Lionel Messi now sits at the table of world champions alongside Pelé and Diego Maradona: the '10' guided Argentina to the hard-fought conquest of their third World Cup title this Sunday in Doha, where they defeated defending champion France in penalties (4-2, after a 3-3 draw).
At the age of 35, the Argentine star can bid farewell peacefully to his World Cup journeys (he participated in the last five): he scored the first goal, from a penalty (23), and the third goal (in extra time, 109) at the crowded Lusail stadium and participated in the second goal, by Ángel Di María (36).
Although the crown breaks a 36-year albiceleste drought without lifting the World Cup, it has been done before with Mario Kempes in 1978 and Diego Maradona in 1986, this conquest has a special protagonist, a guy who saw how Germany snatched it from his nose in Brazil-2014.
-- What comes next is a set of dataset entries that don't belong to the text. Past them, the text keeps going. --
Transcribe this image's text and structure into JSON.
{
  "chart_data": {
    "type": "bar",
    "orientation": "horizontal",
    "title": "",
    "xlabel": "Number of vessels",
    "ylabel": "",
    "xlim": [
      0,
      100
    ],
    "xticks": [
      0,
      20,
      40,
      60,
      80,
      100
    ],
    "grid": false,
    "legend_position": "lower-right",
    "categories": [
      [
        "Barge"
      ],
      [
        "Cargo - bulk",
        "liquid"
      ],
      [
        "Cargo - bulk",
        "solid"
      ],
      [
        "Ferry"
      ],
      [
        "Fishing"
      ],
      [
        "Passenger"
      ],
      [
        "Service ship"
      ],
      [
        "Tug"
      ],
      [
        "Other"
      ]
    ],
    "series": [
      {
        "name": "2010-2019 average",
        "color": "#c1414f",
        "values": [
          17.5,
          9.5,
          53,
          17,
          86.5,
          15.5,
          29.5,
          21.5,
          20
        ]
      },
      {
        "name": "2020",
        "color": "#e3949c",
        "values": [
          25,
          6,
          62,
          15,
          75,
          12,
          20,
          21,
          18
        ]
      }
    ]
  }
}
With Di María and Messi as the only survivors of the debacle in the Maracaná, the group formed by Lionel Scaloni knew how to close ranks around the player that thousands consider the greatest player in history, a title resisted by many precisely because he did not have in his hands what he lifted this Sunday before 88,966 spectators.
And he did it against France, one of his potential heirs and teammate at PSG, Kylian Mbappé, who took the match to penalties by scoring a hat-trick (80, 81, and 118, two of them from penalties) and finishing as the top scorer of the tournament with eight goals.